In sintesiDue vulnerabilità RCE in Check Point VPN permettono l'esecuzione di codice remoto senza password. Check Point ha rivelato i bug monitorati con i codici CVE-2026-85102 e CVE-2026-85103, entrambe con valutazione 9,8 sulla scala CVSS. Le vulnerabilità interessano Security Gateway e Spark Firewall, consentendo l'esecuzione di codice arbitrario sui sistemi protetti. Check Point non ha rilevato segni di sfruttamento attivo.
Una VPN dovrebbe mantenere l’attaccante al di fuori della rete aziendale, ma due nuove vulnerabilità di Check Point permettono di eseguire codice arbitrario senza password, account utente o azioni dell’utente. Check Point ha rivelato due problemi critici con valutazione 9,8 secondo le metriche CVSS. Si tratta del CVE-2026-85102 e del CVE-2026-85103. i quali possono essere sfruttati da remoto tramite rete, non richiedono privilegi e, in caso di sfruttamento riuscito, consentono all’attaccante di eseguire codice arbitrario sui sistemi protetti.

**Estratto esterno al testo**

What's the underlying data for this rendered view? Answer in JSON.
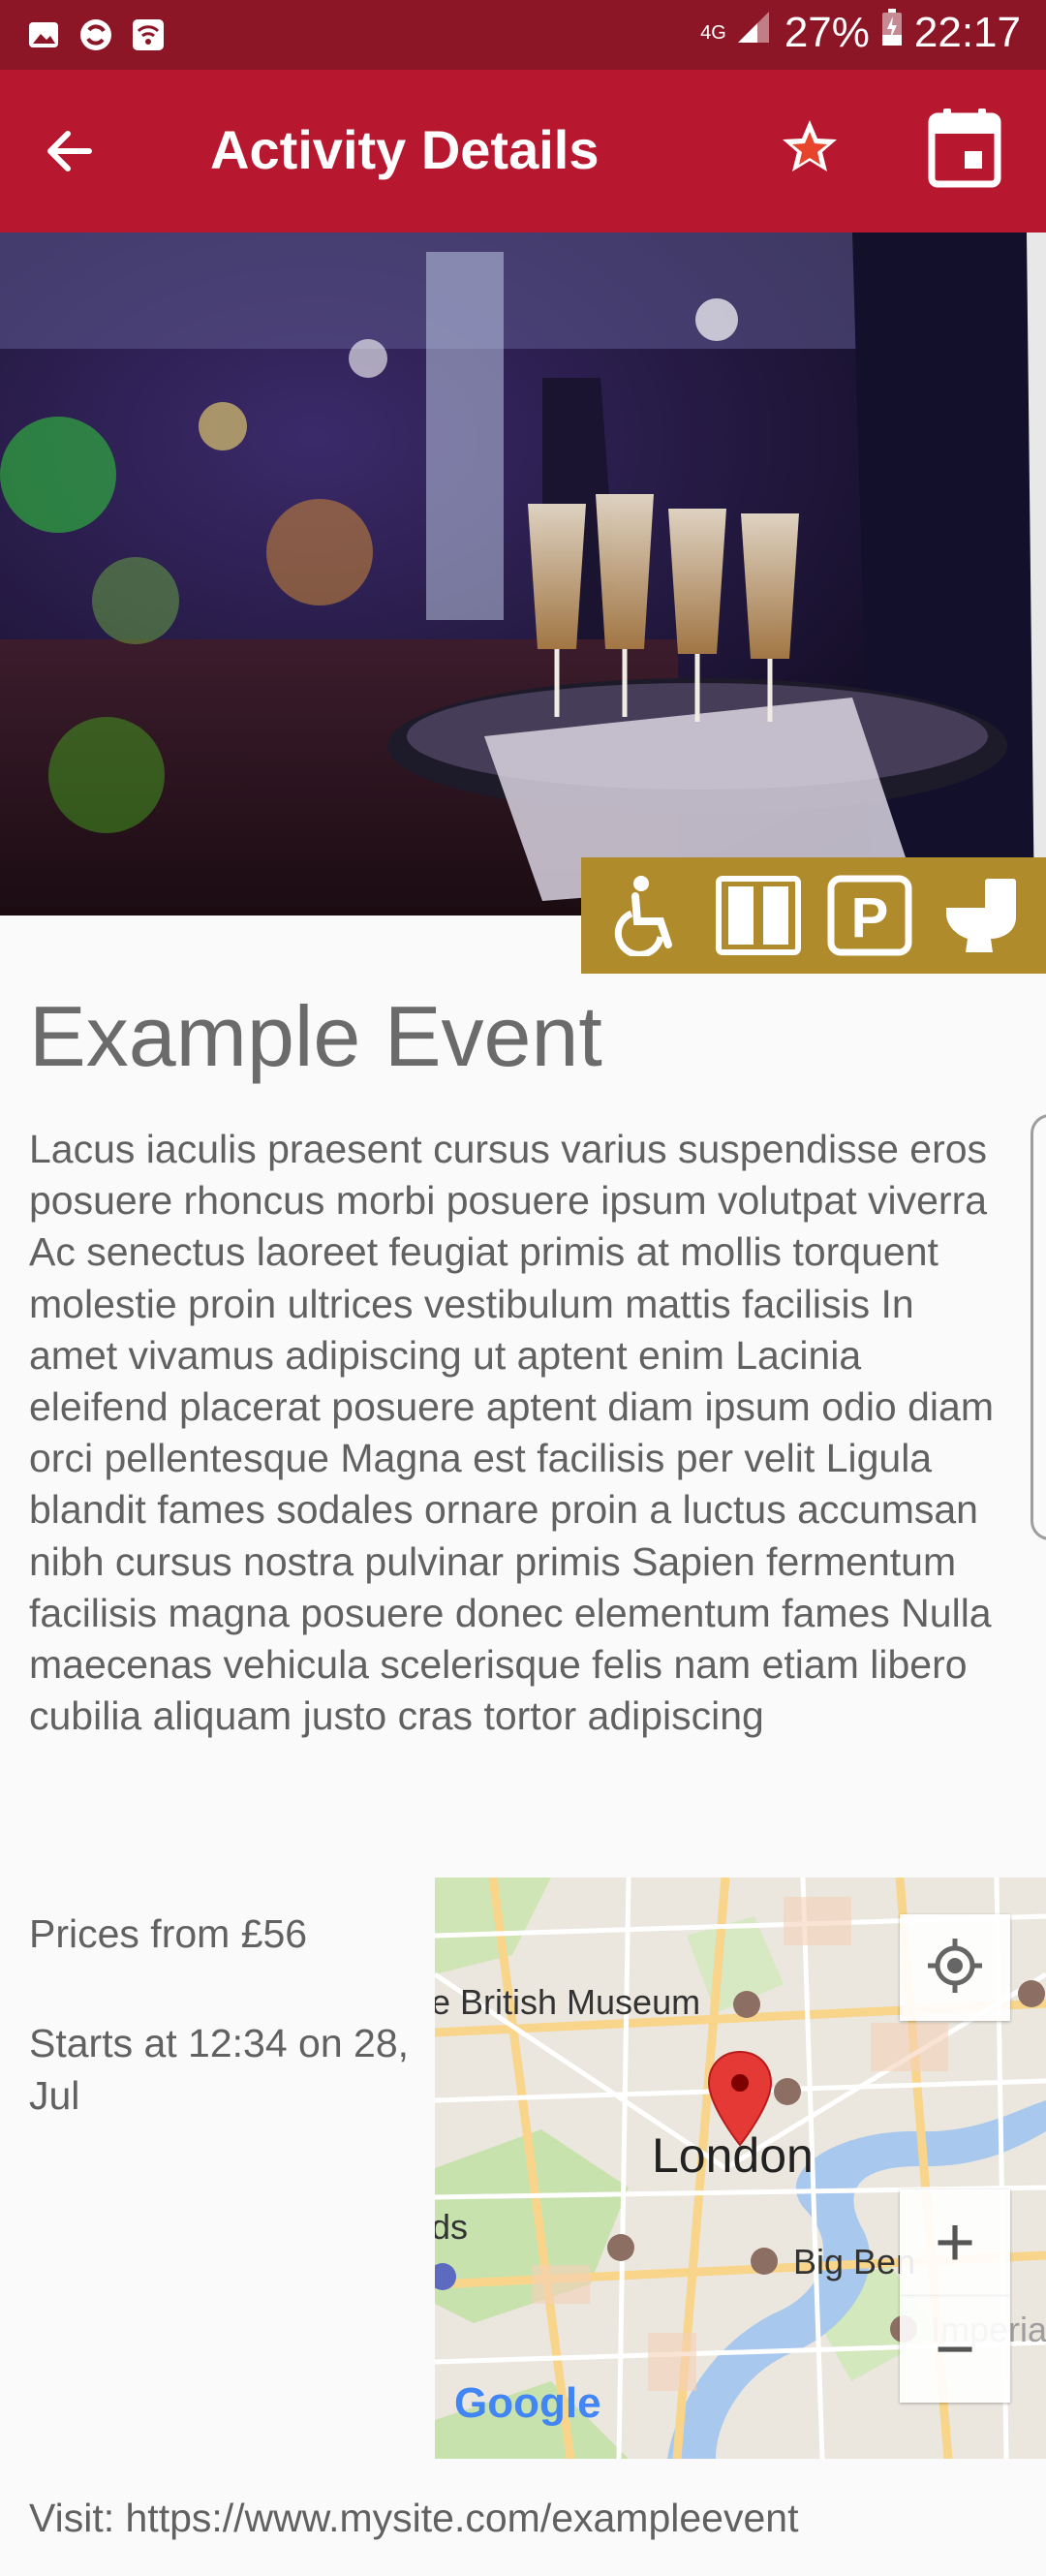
{
  "status_bar": {
    "network": "4G",
    "battery": "27%",
    "time": "22:17"
  },
  "app_bar": {
    "title": "Activity Details",
    "icons": [
      "back-arrow-icon",
      "star-icon",
      "calendar-icon"
    ]
  },
  "hero": {
    "description": "champagne-tray-event-photo",
    "amenities": [
      "wheelchair-access-icon",
      "door-icon",
      "parking-icon",
      "toilet-icon"
    ]
  },
  "event": {
    "title": "Example Event",
    "description": "Lacus iaculis praesent cursus varius suspendisse eros posuere rhoncus morbi posuere ipsum volutpat viverra Ac senectus laoreet feugiat primis at mollis torquent molestie proin ultrices vestibulum mattis facilisis In amet vivamus adipiscing ut aptent enim Lacinia eleifend placerat posuere aptent diam ipsum odio diam orci pellentesque Magna est facilisis per velit Ligula blandit fames sodales ornare proin a luctus accumsan nibh cursus nostra pulvinar primis Sapien fermentum facilisis magna posuere donec elementum fames Nulla maecenas vehicula scelerisque felis nam etiam libero cubilia aliquam justo cras tortor adipiscing",
    "prices": "Prices from £56",
    "starts": "Starts at 12:34 on 28, Jul",
    "visit": "Visit: https://www.mysite.com/exampleevent"
  },
  "map": {
    "labels": {
      "museum": "e British Museum",
      "city": "London",
      "big_ben": "Big Ben",
      "imperial": "Imperia",
      "left": "ds",
      "brand": "Google"
    },
    "controls": {
      "zoom_in": "+",
      "zoom_out": "−"
    }
  },
  "colors": {
    "status_bar": "#8c1526",
    "app_bar": "#b7182f",
    "amenities_bar": "#b08b2b",
    "text": "#616161"
  }
}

La prima vulnerabilità è legata a un controllo errato dei dati del certificato durante la negoziazione della connessione VPN. L’errore interessa Security Gateway e Spark Firewall con Remote Access VPN o Site-to-Site VPN. In pratica, il gateway di protezione può elaborare dati appositamente formati anche prima dell’autenticazione dell’attaccante. Il secondo problema si trova più in profondità nell’elaborazione dei certificati. Durante l’analisi della struttura ASN.1 si verifica un heap buffer overflow, che consente l’esecuzione remota del codice.
Sono colpiti non solo Quantum Security Gateway e Spark Firewall, ma anche Security Management Server. Questo scenario è particolarmente pericoloso per le infrastrutture in cui un singolo server di gestione controlla numerosi gateway di protezione.

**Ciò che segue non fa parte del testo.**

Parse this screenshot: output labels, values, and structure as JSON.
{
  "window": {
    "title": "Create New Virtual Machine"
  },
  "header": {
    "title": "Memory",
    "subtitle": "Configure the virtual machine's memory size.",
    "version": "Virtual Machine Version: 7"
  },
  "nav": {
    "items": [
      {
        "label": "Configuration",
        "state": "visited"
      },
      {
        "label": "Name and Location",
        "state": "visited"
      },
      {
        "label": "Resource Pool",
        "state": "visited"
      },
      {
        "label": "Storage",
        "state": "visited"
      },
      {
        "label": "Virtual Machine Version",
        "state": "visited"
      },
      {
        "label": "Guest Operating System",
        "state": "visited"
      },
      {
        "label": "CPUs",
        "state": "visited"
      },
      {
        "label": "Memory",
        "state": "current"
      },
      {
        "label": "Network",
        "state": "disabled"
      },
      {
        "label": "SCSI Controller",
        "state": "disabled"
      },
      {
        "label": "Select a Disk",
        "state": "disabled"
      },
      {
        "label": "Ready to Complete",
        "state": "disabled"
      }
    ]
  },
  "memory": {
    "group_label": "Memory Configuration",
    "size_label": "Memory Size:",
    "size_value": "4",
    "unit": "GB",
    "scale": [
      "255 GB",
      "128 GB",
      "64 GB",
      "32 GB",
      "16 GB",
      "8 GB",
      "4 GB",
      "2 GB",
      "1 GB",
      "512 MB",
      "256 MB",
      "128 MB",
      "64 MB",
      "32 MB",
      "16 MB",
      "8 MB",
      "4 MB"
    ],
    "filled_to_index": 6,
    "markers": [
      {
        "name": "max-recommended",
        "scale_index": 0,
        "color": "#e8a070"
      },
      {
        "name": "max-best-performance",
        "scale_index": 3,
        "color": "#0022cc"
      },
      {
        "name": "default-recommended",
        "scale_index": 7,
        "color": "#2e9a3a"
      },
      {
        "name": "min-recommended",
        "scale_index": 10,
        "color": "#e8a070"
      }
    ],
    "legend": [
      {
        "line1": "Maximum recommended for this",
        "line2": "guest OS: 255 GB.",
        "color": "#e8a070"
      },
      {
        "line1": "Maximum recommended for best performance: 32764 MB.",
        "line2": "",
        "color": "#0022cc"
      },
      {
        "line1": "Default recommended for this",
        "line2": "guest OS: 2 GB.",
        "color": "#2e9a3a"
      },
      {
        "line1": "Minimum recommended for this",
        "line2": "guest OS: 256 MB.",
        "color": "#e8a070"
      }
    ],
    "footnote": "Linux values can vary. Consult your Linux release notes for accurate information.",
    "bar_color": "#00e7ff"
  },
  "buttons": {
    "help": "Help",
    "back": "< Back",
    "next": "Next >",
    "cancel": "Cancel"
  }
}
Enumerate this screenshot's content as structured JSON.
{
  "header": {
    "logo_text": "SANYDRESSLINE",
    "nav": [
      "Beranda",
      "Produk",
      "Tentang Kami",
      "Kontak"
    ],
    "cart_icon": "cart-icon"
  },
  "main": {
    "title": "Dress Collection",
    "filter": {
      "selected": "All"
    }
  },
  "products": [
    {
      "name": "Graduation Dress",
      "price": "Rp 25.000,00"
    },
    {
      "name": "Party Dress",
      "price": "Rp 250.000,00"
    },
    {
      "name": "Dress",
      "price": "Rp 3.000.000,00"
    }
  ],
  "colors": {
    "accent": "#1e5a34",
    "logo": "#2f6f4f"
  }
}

Sono vulnerabili le versioni R81.20, R82 e R82.10, le serie R81.10.x e R82.00.x, nonché quelle non più supportate R80, R80.10, R80.20, R80.30, R80.40, R81 e R81.10. La versione R82.20 non è soggetta a entrambi i problemi. Le correzioni sono state incluse nel Jumbo Hotfix Accumulator a partire da Take 44 per R82.10, Take 126 per R82 e Take 166 per R81.20. Per Spark Firewall sono disponibili le build corrette R82.00.10 Build 2325 e R81.10.17 Build 4968. I proprietari di Check Point LivePatch con l’installazione automatica attivata dovrebbero ricevere la protezione automaticamente.
Se non è possibile aggiornare rapidamente il Site-to-Site VPN, Check Point consiglia di disattivare le regole VPN e di consentire UDP/500 e UDP/4500 solo per gli indirizzi dei peer VPN specifici. L’azienda ha pubblicato un avviso dove non ha rilevato segni di sfruttamento attivo delle nuove RCE e afferma che entrambe le problematiche sono state scoperte dal proprio team.
La divulgazione attuale è avvenuta solo tre mesi dopo un’altra grave problematica di Check Point VPN. A giugno, gli attaccanti avevano già sfruttato il bug CVE-2026-50751, dove gli attacchi che hanno coinvolto diverse decine di organizzazioni e, in un caso, si sono sovrapposti all’attività della cyber gang criminale Qilin.